The two letters bore one another out in a way which carried conviction. Campton saw that his sudden doubts must have been produced (since he had not felt them that morning) by the agonizing experience he had undergone: the vision of Benny Upsher had unmanned him. George was safe, and asked only to remain so: that was evident from both letters. And as the certainty of his son’s acquiescence once more penetrated Campton it brought with it a fresh reaction of shame. Ashamed—yes, he had begun to be ashamed of George as well as of himself. Under the touch of Adele Anthony’s implacable honesty his last pretenses shrivelled up, and he longed to abase himself. He lifted his head and looked at her, remembering all she would be able to read in his eyes.
“You’re satisfied?” she enquired.
“Yes. If that’s the word.” He stretched his hand toward her, and then drew it back. “But it’s not: it’s not the word any longer.” He laboured with the need of self-expression, and the opposing instinct of concealing feelings too complex for Miss Anthony’s simple gaze. How could he say: “I’m satisfied; but I wish to God that George were not”? And was he satisfied, after all? And how could he define, or even be sure that he was actually experiencing, a feeling so contradictory that it seemed to be made up of anxiety for his son’s safety, shame at that anxiety, shame at George’s own complacent acceptance of his lot, and terror of a possible change in that lot? There were hours when it seemed to Campton that the Furies were listening, and ready to fling their awful answer to him if he as much as whispered to himself: “Would to God that George were not satisfied!”

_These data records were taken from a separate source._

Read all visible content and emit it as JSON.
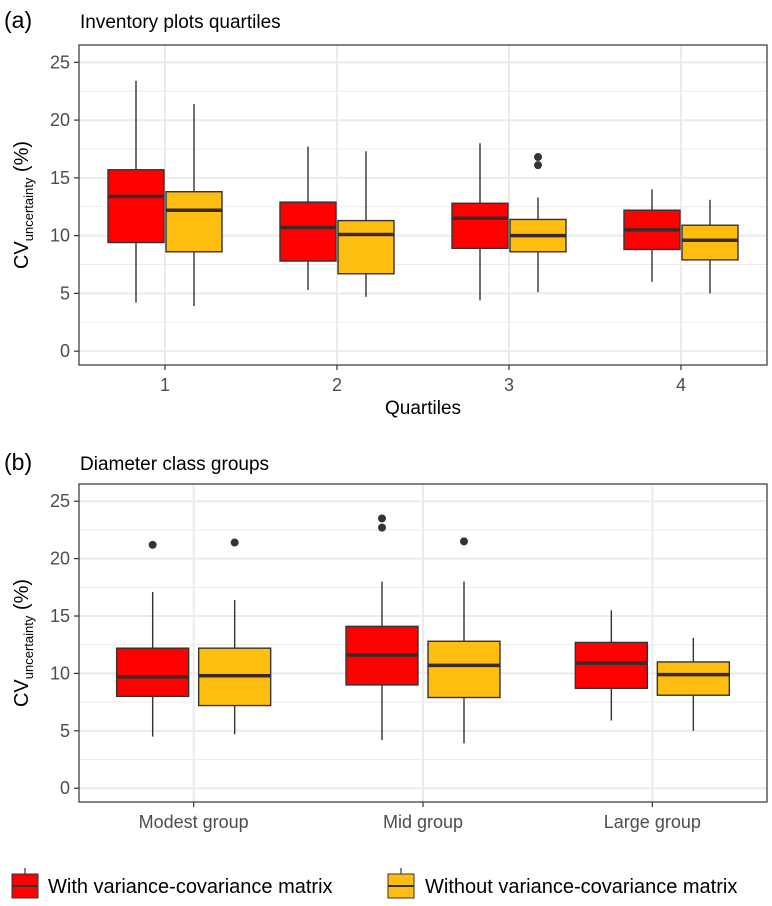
{
  "colors": {
    "with": "#ff0000",
    "without": "#ffbe0f",
    "median": "#3a2a28",
    "grid": "#ebebeb",
    "panel_border": "#333333",
    "text": "#4d4d4d"
  },
  "legend": {
    "items": [
      {
        "label": "With variance-covariance matrix",
        "color_key": "with"
      },
      {
        "label": "Without variance-covariance matrix",
        "color_key": "without"
      }
    ],
    "position": "bottom"
  },
  "chart_data": [
    {
      "type": "box",
      "panel_label": "(a)",
      "title": "Inventory plots quartiles",
      "ylabel_main": "CV",
      "ylabel_sub": "uncertainty",
      "ylabel_suffix": " (%)",
      "xlabel": "Quartiles",
      "categories": [
        "1",
        "2",
        "3",
        "4"
      ],
      "ylim": [
        -1.2,
        26.5
      ],
      "yticks": [
        "0",
        "5",
        "10",
        "15",
        "20",
        "25"
      ],
      "grid": true,
      "series": [
        {
          "name": "With variance-covariance matrix",
          "color_key": "with",
          "boxes": [
            {
              "min": 4.2,
              "q1": 9.4,
              "median": 13.4,
              "q3": 15.7,
              "max": 23.4,
              "outliers": []
            },
            {
              "min": 5.3,
              "q1": 7.8,
              "median": 10.7,
              "q3": 12.9,
              "max": 17.7,
              "outliers": []
            },
            {
              "min": 4.4,
              "q1": 8.9,
              "median": 11.5,
              "q3": 12.8,
              "max": 18.0,
              "outliers": []
            },
            {
              "min": 6.0,
              "q1": 8.8,
              "median": 10.5,
              "q3": 12.2,
              "max": 14.0,
              "outliers": []
            }
          ]
        },
        {
          "name": "Without variance-covariance matrix",
          "color_key": "without",
          "boxes": [
            {
              "min": 3.9,
              "q1": 8.6,
              "median": 12.2,
              "q3": 13.8,
              "max": 21.4,
              "outliers": []
            },
            {
              "min": 4.7,
              "q1": 6.7,
              "median": 10.1,
              "q3": 11.3,
              "max": 17.3,
              "outliers": []
            },
            {
              "min": 5.1,
              "q1": 8.6,
              "median": 10.0,
              "q3": 11.4,
              "max": 13.3,
              "outliers": [
                16.1,
                16.8
              ]
            },
            {
              "min": 5.0,
              "q1": 7.9,
              "median": 9.6,
              "q3": 10.9,
              "max": 13.1,
              "outliers": []
            }
          ]
        }
      ]
    },
    {
      "type": "box",
      "panel_label": "(b)",
      "title": "Diameter class groups",
      "ylabel_main": "CV",
      "ylabel_sub": "uncertainty",
      "ylabel_suffix": " (%)",
      "xlabel": "",
      "categories": [
        "Modest group",
        "Mid group",
        "Large group"
      ],
      "ylim": [
        -1.2,
        26.5
      ],
      "yticks": [
        "0",
        "5",
        "10",
        "15",
        "20",
        "25"
      ],
      "grid": true,
      "series": [
        {
          "name": "With variance-covariance matrix",
          "color_key": "with",
          "boxes": [
            {
              "min": 4.5,
              "q1": 8.0,
              "median": 9.7,
              "q3": 12.2,
              "max": 17.1,
              "outliers": [
                21.2
              ]
            },
            {
              "min": 4.2,
              "q1": 9.0,
              "median": 11.6,
              "q3": 14.1,
              "max": 18.0,
              "outliers": [
                22.7,
                23.5
              ]
            },
            {
              "min": 5.9,
              "q1": 8.7,
              "median": 10.9,
              "q3": 12.7,
              "max": 15.5,
              "outliers": []
            }
          ]
        },
        {
          "name": "Without variance-covariance matrix",
          "color_key": "without",
          "boxes": [
            {
              "min": 4.7,
              "q1": 7.2,
              "median": 9.8,
              "q3": 12.2,
              "max": 16.4,
              "outliers": [
                21.4
              ]
            },
            {
              "min": 3.9,
              "q1": 7.9,
              "median": 10.7,
              "q3": 12.8,
              "max": 18.0,
              "outliers": [
                21.5
              ]
            },
            {
              "min": 5.0,
              "q1": 8.1,
              "median": 9.9,
              "q3": 11.0,
              "max": 13.1,
              "outliers": []
            }
          ]
        }
      ]
    }
  ]
}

The sense of their haunting presence laid its clutch on him, and caused him, after a pause, to finish his phrase in another tone. “No; satisfied’s not the word; I’m glad George is out of it!” he exclaimed.
Miss Anthony was folding away the letter as calmly as if it had been a refugee record. She did not appear to notice the change in Campton’s voice.
“I don’t pretend to your sublime detachment: you’ve never had a child,” he sneered. (Certainly, if the Furies were listening, they would put that down to his credit!)